A similar pattern can be applied to areas like Norfolk City and the Tidewater region with career military and government workers, as well as Richmond.

Partisanship in Virginia

The trend toward straight-ticket or down-ballot voting — choosing one party and voting for all its candidates on the ballot — has been increasing in the U.S. in recent election cycles according to Cohen. Virginia isn’t different.

“What we saw in 2016 was that in every senate race, in every state there was a senate race, the winner of the presidential race, their party, won the senate race,” Cohen said. “Everything that I’ve seen Biden looks good in Virginia and Warner, as a popular incumbent, would seemingly have certainly the upper hand.”

Straight-ticket voting is often a driving force for candidates down the ballot in senatorial and congressional elections to ride the political coattails. However, there are a number of races in Virginia where state Democratic candidates are expected to run well ahead of their national party’s nominee.  

“Politics is almost becoming a bit more bland in that down-ballot races, a lot of the time they are very closely linked to what happens at the top of the ticket,” Coleman said. “Most polls have Biden winning the state of Virginia by maybe 9 to 10 [percentage] points; I could see Warner winning by 16 to 17 points.”

Looking at President Trump’s history in Virginia, which he lost in the 2016 election, Cohen and Coleman said that the Republican Party’s nominee may hurt other candidates’ chances in lower races.

Nationally, Republicans are defending many more seats in the Senate than Democrats who put their control in jeopardy.

“Especially with a Presidential candidate that's seemingly dragging down the ticket a little bit,” Cohen said. 

Race and equality:

In many ways the racial inequality in Virginia — a former Confederate state with Richmond serving as the capital of the Confederacy — has remained in the state but in different forms. 

The racial protests across the nation this summer were also seen in Virginia. In August, protestors on Richmond’s Monument Avenue, a street that was dotted with statues of Confederate leaders and generals like Jebb Stewart and Stonewall Jackson, clashed with members of the Richmond Police Department, Henrico County Police Division and members of other local law enforcement agencies. 

While Richmond Mayor Levar Stoney removed several statues without legislative authorization from the state government, many statues remain covered with new spray paint graffiti. 

“I was in Richmond during the protests this summer,” Bodnar-Deren said. “I would march during the day and watch the peaceful protests and at night see the police helicopters circling the city.”
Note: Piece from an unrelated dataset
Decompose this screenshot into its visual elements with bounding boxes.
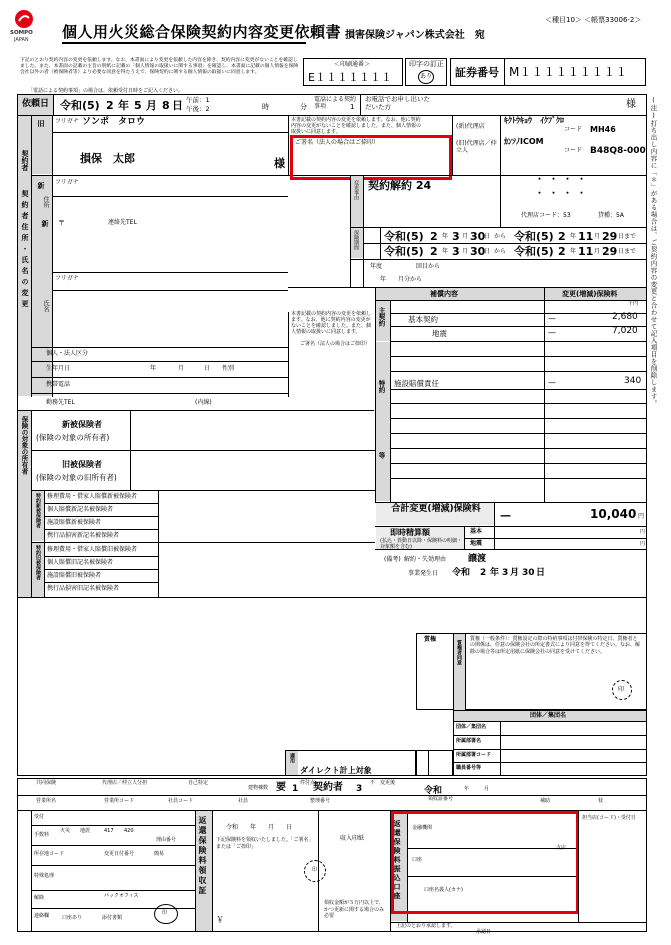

While countless Americans watched protests for racial change and equality, a section of the country denounced the Black Lives Matter movement. Organizations like the Proud Boys and other right wing groups have taken to the internet and have produced and shared a number of divisive memes and messages that are “anti-political correctness” and “anti-white guilt” according to the Southern Poverty Law Center.

 

“It would seem that in the Trump era that traditional fiscal or governmental conservatism has been replaced with social conservatism,” Bodnar-Deren said. “I don’t see Trump as embodying those traditional values of a conservative, politically.”

The social conservatism that Bodnar-Deren is referring to relates to race relations in the state.  Bodnar-Deren specially mentioned the summer of 2017 in Charlottesville where the nation watched Neo-nazis and white supremacists march and clash with opposition, resulting in the killing of Heather Heyer.

While many Americans saw this summer’s unrest as a troubling time for the nation, Bodnar-Deren said she believes it’s all a necessary part of change.

“I think you unfortunately need both, the peaceful protests and the shocking unrest,” Bodnar-Deren said. “We needed the March on Washington and the Black Panthers; we needed Martin Luther King Jr. and Malcolm X.”